Студент был поражен дерзостью Санчо Пансы и терпением его господина, но решил, что кротость Дон Кихота вызвана радостью свидания с сеньорой Дульсинеей Тобосской, хотя бы даже очарованной. Сам же он поверил всему, что рассказывал наш сумасбродный рыцарь.

– Я считаю, сеньор Дон Кихот, – обратился он к рыцарю, – что я совершил весьма удачное путешествие. Во-первых, я познакомился с вашей милостью. Во-вторых, узнал тайну пещеры Монтесинос и превращения Гвадианы и лагун Руидеры, а все это пригодится для моего испанского Овидия [100]. В-третьих, выяснил, что игральные карты были известны уже во времена Карла Великого, ибо о них упоминает Дурандарте. Это открытие я помещу в своей новой книге «Дополнения к Полидору».

 

– Ваша милость вполне правы, – сказал Дон Кихот. – Я мог бы сообщить вам еще очень много интересных и полезных сведений. Но мы поговорим об этом после, а теперь подумаем, где бы нам устроиться на ночлег.

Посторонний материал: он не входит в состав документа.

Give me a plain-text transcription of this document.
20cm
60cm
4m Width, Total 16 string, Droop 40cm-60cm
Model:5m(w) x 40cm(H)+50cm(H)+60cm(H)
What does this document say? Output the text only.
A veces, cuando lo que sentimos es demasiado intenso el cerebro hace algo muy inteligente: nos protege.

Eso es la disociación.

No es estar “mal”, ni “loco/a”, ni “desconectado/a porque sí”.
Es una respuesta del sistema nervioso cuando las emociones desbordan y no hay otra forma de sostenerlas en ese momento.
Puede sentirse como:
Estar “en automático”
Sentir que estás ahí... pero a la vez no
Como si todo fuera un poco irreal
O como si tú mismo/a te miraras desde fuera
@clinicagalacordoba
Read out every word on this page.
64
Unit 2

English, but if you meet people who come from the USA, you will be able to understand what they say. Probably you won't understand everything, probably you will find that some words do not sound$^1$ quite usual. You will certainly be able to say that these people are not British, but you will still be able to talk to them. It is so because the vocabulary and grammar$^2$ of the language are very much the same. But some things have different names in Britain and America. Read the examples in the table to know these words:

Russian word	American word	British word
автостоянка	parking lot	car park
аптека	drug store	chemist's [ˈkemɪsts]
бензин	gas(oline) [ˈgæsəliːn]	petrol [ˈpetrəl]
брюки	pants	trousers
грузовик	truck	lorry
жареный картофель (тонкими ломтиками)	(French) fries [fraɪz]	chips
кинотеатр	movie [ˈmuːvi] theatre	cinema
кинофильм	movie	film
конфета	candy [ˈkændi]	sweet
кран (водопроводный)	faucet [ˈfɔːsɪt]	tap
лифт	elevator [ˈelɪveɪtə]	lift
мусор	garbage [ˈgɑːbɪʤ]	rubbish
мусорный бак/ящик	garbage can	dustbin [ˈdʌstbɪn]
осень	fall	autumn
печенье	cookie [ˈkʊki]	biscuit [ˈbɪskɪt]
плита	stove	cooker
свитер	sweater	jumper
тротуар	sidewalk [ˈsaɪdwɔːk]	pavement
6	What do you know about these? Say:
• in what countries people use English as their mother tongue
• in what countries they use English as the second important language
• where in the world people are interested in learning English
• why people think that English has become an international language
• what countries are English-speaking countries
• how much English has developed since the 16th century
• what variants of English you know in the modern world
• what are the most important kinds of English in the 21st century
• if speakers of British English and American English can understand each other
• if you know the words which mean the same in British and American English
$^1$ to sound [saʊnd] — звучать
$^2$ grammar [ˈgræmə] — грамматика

– Недалеко отсюда живет отшельник, – ответил студент. – Говорят, что он добрый и сострадательный человек. Я не сомневаюсь, что он даст нам приют на ночь. Найдется у него и стаканчик хорошего вина.

Когда Санчо услышал о стаканчике, он начал настойчиво торопить своих спутников с отъездом. Дон Кихот сел на своего Росинанта, Санчо и студент на ослов, и все поспешно тронулись в путь.

Глава XLII,
в которой описывается забавное приключение с кукольным театром, а также достопримечательные прорицания обезьяны-предсказательницы

Когда наши спутники выехали на проезжую дорогу, они увидели какого-то человека, который быстро шел к ним навстречу, подгоняя мула, нагруженного пиками и алебардами. Поравнявшись с ними, он поклонился и прошел мимо.

Но Дон Кихот окликнул его:

– Остановитесь, добрый человек. Мне кажется, вы идете быстрее, чем этого хотелось бы вашему мулу.

– Я очень тороплюсь, сеньор, – ответил человек. – Вы видите, я везу оружие, которое завтра же понадобится, поэтому я не могу задерживаться в дороге. Прощайте. Но если вам угодно знать, для какой надобности я его везу, то имейте в виду, что сегодня я буду ночевать в гостинице неподалеку отсюда. Если вы поедете в ту же сторону, мы там встретимся, и я расскажу вам чудеса, а пока еще раз прощайте.

И он так погнал своего мула, что Дон Кихот не успел даже спросить, какие чудеса он собирается им рассказать. А так как нашего рыцаря вечно разбирало желание узнать что-нибудь новое, то он решил провести ночь в гостинице, а не заезжать к отшельнику, как предлагал студент.

Так они и сделали. Повернули обратно и поехали к гостинице.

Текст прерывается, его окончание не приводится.